Der Wehrbeauftragte des Deutschen Bundestages, Hans-Peter Bartels, hat in Gesprächen mit Soldatinnen und Soldaten der Bundeswehr »überwiegend Zustimmung« zum neuen Traditionserlass erfahren. Für ihn ist besonders wichtig, dass »glasklar« deutlich wird, dass sich das Selbstverständnis der Bundeswehr nicht auf der Wehrmacht gründet.

parlament Allerdings hätte sich Bartels gewünscht, dass im Erlass nicht nur die »Werte des Grundgesetzes« beschworen, sondern auch klarer benannt würden. Und in Hinblick auf »demokratische Militärtraditionen« hätte er sich die Erwähnung des Paulskirchenparlaments gewünscht. Schließlich schufen die Abgeordneten mit ihrem Beschluss vom 14. Juni 1848 eine erste deutsche Reichsflotte. »Das war das erste wirklich gesamtdeutsche Militär.
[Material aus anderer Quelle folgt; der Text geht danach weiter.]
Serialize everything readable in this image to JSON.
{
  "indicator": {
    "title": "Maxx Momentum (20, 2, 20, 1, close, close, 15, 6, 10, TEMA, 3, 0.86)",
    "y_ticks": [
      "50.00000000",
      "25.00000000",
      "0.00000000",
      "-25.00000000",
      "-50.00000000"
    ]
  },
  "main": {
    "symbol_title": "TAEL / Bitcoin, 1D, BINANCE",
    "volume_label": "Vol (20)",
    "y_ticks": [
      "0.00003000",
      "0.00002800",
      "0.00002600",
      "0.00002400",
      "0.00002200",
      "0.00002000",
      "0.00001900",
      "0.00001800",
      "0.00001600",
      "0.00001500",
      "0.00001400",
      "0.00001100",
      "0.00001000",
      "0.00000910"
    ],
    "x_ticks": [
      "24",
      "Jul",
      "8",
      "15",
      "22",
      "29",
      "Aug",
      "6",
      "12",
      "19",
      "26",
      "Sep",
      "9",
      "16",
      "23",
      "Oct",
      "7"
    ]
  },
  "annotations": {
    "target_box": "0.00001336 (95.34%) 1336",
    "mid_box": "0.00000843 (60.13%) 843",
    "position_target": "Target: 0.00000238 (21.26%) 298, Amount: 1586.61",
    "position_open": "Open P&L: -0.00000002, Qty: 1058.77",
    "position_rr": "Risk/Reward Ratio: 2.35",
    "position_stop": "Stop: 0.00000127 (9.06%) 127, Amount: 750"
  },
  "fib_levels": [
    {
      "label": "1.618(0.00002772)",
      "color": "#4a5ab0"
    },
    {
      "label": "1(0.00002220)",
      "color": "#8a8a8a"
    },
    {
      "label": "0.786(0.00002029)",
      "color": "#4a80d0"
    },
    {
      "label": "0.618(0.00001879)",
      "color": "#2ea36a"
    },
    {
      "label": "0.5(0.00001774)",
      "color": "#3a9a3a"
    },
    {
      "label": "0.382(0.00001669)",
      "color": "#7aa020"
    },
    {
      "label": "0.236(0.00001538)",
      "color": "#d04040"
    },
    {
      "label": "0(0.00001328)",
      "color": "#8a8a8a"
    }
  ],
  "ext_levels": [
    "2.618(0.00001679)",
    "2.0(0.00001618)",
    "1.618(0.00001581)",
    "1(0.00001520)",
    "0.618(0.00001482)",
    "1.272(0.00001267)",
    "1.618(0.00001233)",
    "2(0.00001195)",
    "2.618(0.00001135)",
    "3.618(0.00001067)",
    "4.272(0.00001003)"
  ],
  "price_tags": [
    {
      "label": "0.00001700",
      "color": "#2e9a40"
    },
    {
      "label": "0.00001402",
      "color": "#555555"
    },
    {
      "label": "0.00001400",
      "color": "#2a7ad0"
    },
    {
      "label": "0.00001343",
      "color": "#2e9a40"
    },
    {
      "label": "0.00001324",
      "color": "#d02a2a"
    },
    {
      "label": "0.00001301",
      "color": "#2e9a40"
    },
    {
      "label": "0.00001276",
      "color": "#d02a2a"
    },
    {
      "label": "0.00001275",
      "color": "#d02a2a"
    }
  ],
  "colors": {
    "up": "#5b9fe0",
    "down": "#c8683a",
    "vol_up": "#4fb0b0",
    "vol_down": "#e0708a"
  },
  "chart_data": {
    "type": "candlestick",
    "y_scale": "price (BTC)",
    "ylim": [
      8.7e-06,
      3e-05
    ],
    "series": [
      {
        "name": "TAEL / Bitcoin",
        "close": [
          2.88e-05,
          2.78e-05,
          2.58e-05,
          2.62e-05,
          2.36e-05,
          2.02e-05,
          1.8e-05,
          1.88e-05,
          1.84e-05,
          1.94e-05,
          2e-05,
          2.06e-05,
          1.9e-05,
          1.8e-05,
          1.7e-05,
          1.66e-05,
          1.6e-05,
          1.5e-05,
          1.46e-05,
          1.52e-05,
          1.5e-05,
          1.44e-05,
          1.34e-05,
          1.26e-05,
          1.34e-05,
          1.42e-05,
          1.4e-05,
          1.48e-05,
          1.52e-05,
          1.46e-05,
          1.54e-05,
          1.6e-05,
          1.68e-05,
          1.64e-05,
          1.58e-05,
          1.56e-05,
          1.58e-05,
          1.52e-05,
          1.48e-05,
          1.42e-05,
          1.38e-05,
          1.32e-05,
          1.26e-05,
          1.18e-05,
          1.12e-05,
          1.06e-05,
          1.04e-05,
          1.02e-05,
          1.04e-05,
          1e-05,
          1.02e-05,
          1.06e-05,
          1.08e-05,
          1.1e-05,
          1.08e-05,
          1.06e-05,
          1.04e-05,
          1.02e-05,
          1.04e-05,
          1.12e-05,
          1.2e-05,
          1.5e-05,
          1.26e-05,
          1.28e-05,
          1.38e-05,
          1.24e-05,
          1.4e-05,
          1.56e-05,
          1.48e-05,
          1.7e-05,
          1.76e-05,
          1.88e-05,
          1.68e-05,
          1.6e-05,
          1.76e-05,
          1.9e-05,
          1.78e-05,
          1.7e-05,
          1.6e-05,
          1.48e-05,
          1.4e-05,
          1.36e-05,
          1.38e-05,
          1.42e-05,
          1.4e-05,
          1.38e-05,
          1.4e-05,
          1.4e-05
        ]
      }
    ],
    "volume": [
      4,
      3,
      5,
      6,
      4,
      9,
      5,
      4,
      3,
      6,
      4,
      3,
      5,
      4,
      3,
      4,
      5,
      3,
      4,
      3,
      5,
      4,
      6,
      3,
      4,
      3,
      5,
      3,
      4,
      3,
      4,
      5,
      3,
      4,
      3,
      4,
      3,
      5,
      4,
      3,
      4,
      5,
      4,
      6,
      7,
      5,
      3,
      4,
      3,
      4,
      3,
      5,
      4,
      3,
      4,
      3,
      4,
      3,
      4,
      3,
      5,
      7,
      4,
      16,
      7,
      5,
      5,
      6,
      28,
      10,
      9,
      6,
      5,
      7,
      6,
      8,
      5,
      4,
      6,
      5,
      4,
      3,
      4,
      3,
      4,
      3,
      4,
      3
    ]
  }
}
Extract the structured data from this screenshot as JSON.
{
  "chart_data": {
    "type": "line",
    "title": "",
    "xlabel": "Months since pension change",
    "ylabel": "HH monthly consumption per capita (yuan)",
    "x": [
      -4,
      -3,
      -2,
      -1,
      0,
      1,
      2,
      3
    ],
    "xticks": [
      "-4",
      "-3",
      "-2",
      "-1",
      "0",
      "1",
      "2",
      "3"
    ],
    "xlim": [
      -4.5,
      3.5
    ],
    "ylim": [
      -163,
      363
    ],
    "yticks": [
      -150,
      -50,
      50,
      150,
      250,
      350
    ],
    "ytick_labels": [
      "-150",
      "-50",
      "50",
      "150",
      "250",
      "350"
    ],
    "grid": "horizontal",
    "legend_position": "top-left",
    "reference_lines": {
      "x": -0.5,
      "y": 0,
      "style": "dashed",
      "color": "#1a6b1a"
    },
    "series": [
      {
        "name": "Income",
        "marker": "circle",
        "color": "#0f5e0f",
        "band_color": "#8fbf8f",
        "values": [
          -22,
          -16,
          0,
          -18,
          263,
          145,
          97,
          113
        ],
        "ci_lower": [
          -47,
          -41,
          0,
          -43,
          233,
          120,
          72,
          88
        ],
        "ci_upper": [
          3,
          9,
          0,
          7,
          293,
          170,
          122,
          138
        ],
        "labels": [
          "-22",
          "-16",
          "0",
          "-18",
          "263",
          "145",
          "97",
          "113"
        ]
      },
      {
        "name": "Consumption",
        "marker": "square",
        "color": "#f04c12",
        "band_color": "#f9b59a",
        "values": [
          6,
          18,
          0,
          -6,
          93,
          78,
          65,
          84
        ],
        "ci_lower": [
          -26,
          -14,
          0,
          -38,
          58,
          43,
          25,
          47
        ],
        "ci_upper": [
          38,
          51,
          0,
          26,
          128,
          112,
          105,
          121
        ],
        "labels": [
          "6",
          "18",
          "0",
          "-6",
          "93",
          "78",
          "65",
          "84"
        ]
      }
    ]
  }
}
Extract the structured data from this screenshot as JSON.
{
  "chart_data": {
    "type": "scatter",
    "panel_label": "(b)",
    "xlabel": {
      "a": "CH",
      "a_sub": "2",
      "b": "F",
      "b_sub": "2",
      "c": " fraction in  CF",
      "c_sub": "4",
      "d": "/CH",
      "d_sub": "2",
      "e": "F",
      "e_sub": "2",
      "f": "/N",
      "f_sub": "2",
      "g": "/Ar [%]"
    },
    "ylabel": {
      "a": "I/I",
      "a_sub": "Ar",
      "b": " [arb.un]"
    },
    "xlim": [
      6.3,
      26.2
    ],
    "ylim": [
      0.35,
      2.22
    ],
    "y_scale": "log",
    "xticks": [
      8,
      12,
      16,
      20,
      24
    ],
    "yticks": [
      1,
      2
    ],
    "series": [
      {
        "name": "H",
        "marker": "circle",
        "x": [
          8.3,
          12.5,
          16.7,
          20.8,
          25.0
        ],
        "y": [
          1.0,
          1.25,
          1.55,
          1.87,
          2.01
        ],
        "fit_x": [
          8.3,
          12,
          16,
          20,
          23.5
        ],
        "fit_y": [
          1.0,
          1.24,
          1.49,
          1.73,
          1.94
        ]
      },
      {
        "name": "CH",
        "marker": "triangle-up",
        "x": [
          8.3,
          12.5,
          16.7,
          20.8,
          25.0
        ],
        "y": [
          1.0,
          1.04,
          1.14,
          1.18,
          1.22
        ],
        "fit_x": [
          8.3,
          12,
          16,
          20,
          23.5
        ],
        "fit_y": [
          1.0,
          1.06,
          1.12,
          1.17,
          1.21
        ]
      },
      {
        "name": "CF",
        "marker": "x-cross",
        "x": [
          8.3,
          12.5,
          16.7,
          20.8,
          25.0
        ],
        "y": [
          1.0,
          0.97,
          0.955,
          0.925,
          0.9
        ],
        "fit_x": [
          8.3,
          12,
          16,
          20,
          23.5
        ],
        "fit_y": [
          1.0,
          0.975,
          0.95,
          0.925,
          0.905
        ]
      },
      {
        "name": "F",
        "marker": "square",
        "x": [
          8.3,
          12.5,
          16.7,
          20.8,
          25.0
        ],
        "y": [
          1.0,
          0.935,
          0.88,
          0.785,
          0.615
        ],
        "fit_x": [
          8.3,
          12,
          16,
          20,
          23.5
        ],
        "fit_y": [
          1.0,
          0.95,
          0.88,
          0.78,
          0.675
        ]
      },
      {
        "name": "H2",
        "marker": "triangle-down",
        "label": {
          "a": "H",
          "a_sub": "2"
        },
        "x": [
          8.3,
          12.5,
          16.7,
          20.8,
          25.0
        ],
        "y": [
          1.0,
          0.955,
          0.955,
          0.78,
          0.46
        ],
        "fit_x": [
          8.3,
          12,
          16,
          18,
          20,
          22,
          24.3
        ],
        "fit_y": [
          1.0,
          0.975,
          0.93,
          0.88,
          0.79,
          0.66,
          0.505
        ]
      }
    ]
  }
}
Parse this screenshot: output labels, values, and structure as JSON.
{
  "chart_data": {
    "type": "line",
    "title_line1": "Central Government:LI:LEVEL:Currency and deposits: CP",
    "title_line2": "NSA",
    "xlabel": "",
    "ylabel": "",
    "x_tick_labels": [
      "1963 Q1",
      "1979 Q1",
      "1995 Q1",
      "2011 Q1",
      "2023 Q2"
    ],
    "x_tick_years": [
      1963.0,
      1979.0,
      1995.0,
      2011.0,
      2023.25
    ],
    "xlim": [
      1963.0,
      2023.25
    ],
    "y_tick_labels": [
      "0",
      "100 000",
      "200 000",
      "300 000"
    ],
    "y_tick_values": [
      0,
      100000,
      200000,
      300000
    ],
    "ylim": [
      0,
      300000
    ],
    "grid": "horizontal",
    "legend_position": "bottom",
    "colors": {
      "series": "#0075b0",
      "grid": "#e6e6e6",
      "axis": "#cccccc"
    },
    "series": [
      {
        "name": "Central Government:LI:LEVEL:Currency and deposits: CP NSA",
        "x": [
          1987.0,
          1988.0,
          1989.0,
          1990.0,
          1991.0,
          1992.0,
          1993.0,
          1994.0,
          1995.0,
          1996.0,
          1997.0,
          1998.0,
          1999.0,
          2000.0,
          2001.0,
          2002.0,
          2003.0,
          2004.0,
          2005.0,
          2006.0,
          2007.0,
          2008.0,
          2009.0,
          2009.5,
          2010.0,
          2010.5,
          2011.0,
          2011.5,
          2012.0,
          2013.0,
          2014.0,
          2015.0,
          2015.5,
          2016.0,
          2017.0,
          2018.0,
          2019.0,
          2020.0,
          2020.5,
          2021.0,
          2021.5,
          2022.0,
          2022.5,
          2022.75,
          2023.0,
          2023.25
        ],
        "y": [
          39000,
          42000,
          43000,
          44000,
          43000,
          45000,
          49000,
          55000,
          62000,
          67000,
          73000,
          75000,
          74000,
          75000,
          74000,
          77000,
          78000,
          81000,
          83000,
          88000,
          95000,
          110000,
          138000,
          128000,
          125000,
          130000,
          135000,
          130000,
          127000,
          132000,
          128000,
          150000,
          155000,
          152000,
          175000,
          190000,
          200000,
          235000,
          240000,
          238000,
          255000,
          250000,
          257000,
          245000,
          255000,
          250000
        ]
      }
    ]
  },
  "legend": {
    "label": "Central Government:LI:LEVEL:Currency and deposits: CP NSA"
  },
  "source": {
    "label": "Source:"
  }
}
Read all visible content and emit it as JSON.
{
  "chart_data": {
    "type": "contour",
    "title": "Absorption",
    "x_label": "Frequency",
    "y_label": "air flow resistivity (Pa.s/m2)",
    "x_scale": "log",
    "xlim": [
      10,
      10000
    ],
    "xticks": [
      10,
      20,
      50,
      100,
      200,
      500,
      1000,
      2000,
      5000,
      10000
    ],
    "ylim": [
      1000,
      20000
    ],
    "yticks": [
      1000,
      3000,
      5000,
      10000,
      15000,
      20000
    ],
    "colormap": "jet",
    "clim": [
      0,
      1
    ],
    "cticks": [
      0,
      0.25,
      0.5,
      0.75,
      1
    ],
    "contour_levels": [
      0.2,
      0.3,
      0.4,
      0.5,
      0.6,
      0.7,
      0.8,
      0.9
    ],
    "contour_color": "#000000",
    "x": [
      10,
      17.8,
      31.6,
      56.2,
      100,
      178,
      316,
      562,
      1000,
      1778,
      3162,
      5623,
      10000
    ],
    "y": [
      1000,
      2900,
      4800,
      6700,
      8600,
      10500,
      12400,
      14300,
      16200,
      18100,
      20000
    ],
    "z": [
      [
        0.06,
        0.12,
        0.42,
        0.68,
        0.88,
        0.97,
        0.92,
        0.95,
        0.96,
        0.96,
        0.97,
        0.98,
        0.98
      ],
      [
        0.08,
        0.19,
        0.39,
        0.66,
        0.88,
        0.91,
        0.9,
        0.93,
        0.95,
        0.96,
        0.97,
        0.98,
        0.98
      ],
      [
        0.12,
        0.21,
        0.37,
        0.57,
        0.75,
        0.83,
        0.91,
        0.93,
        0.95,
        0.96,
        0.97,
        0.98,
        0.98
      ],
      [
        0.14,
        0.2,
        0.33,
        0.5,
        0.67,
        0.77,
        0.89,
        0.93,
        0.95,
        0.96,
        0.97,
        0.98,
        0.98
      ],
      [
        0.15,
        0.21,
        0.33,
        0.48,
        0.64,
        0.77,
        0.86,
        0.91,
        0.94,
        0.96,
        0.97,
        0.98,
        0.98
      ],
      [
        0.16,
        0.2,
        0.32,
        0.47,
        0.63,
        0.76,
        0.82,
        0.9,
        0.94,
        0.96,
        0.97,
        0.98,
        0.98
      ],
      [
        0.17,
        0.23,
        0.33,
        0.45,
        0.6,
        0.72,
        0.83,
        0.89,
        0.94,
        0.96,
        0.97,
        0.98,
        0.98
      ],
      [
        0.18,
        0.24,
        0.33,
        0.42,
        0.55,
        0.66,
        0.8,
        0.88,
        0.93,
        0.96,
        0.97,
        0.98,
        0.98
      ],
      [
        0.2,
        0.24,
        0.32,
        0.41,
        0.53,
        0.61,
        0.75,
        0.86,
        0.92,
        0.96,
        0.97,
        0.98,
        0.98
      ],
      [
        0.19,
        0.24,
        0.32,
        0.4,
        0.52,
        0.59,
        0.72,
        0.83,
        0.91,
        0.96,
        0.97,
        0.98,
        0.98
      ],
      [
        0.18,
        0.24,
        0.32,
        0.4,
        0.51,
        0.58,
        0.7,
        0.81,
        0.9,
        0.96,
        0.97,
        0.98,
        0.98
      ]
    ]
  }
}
Und es steht am Anfang unseres Prinzips der Parlamentsarmee.«

»Die klare und eindeutige Benennung der Verbrechen und die eindeutige Abgrenzung von der Nazi-Diktatur sowie das unmissverständliche Verbot, die Wehrmacht als Traditionsvorbild zu betrachten, war längst überfällig«, sagt auch der frühere Wehrbeauftragte Reinhold Robbe. Allerdings sei der neue Erlass als »Grundlage für die Vermittlung soldatischer Traditionen« vorerst nur »bedrucktes Papier«. In der Vergangenheit hätten den Erfordernissen zur inhaltlichen und praktischen Umsetzung nicht selten »Personalmangel und fehlendes Interesse der verschiedenen Führungsebenen« entgegengestanden.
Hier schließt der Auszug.